Skripsi
PENAFSIRAN “OPEN LEGAL POLICY”: STUDI TERHADAP PUTUSAN PENGUJIAN KONSTITUSIONALITAS UNDANG-UNDANG DI INDONESIA SKRIPSI
Persinggungan wewenang antara Mahkamah Konstitusi dalam menguji konstitusionalitas undang-undang dengan wewenang pembentuk undang-undang dalam menyusun undang-undang mengilhami MK untuk mendalilkan open legal policy, yang pada dasarnya menunjukkan luasnya wewenang pembentuk undang-undang untuk menentukan pilihan kebijakan, yang bernilai konsitusional. Namun demikian, MK belum memiliki standar yang jelas dalam menentukan norma mana yang bersifat open legal policy dan sejauh mana MK harus menahan diri untuk memeriksa perkara yang sifatnya open legal policy, sehingga menghasilkan putusan yang kontradiktif dan inkonsisten serta tidak menjamin kepastian hukum. Oleh karena itu, demi menghasilkan putusan yang berkeadilan, perlu ditentukan pedoman bagi MK berupa kriteria pengecualian pengujian norma open legal policy, dengan terlebih dahulu menggali makna dari open legal policy.
Untuk menemukan makna open legal policy, metode penelitian yang digunakan adalah political legal dan studi terhadap putusan MK (case-study design). Dengan political legal, makna open legal policy dikaji secara normatif berdasarkan putusan MK dan dilanjutkan dengan memahami konteks konfigurasi politik yang mempengaruhi pertimbangan putusan MK, yang dapat bersumber dari keterangan ahli Hukum Tata Negara, mantan Hakim Konstitusi dan anggota DPR, sebagai satu bagian yang integral.
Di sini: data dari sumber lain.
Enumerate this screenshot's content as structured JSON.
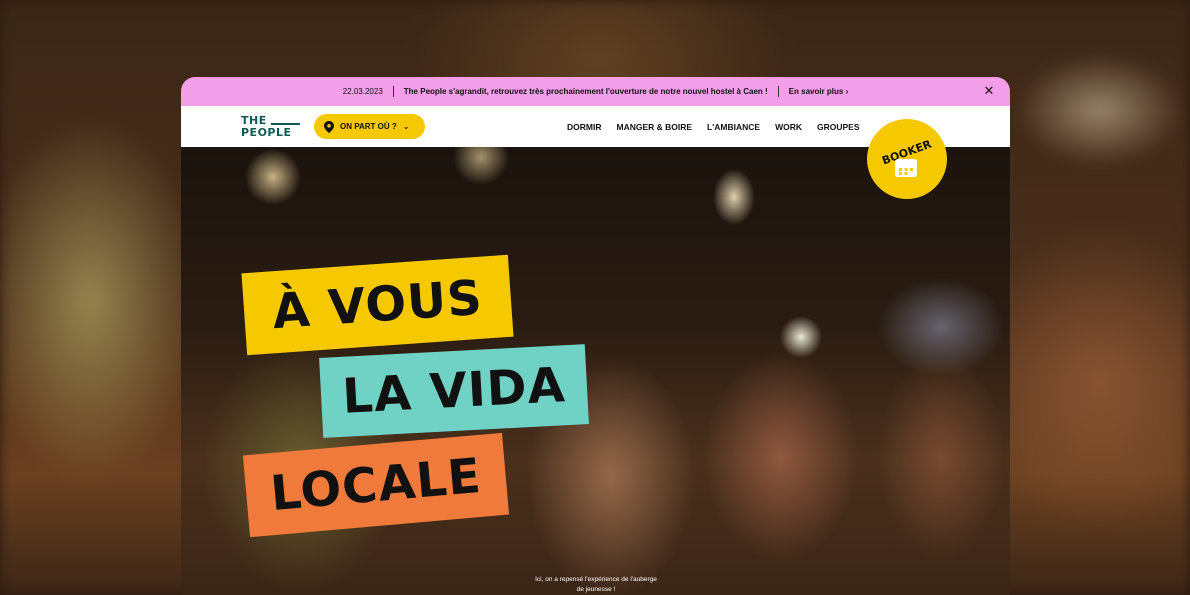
{
  "announcement": {
    "date": "22.03.2023",
    "message": "The People s'agrandit, retrouvez très prochainement l'ouverture de notre nouvel hostel à Caen !",
    "link_label": "En savoir plus ›",
    "close_label": "✕"
  },
  "logo": {
    "line1": "THE",
    "line2": "PEOPLE"
  },
  "where_button": {
    "label": "ON PART OÙ ?",
    "chevron": "⌄"
  },
  "nav": {
    "items": [
      {
        "label": "DORMIR"
      },
      {
        "label": "MANGER & BOIRE"
      },
      {
        "label": "L'AMBIANCE"
      },
      {
        "label": "WORK"
      },
      {
        "label": "GROUPES"
      }
    ]
  },
  "booker": {
    "label": "BOOKER"
  },
  "hero": {
    "headline_1": "À VOUS",
    "headline_2": "LA VIDA",
    "headline_3": "LOCALE",
    "tagline": "Ici, on a repensé l'expérience de l'auberge de jeunesse !",
    "scroll_arrow": "↓"
  },
  "colors": {
    "announce_bg": "#f29ee8",
    "brand_yellow": "#f5c800",
    "brand_teal": "#6fd2c5",
    "brand_orange": "#f07a3b",
    "logo_green": "#0f5a52"
  },
  "icons": {
    "pin": "map-pin-icon",
    "calendar": "calendar-icon"
  }
}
Penyelesaian kajian normatif dilakukan dengan case-study design yang memberikan gambaran komprehensif open legal policy dan memperoleh generalisasi yang bersifat terbatas. Sementara itu, penentuan kriteria pengecualian pengujian norma open legal policy dilakukan dengan metode yuridis normatif dengan menarik asas-asas hukum dari doktrin judicial restraint dan judicial activism serta penafsiran konstitusi.
Berdasarkan penelitian yang dilakukan, dapat disimpulkan bahwa open legal policy adalah sifat yang melekat pada suatu norma, yang menggambarkan keluasan wewenang pembentuk undang-undang dalam menentukan pilihan kebijakan, yang membatasi MK untuk mengintervensi keputusan tersebut. Secara teoritis, open legal policy bermakna judicial restraint, tetapi pada praktiknya, sulit untuk menggolongkannya sebagai bentuk pengekangan diri MK akibat pragmatisme putusan MK. Adapun parameter bagi hakim untuk dapat menguji norma open legal policy, di antaranya: (1) melanggar hak konstitusional atau setidaknya berpotensi; (2) bertentangan dengan prinsip-prinsip konstitusional; (3) menimbulkan problematika kelembagaan (institutional disaster); (4) pembentuk undang-undang tidak memiliki wewenang atau melampaui wewenangnya (ultra vires); dan (5) tidak relevan dengan situasi dan kondisi di masa sekarang.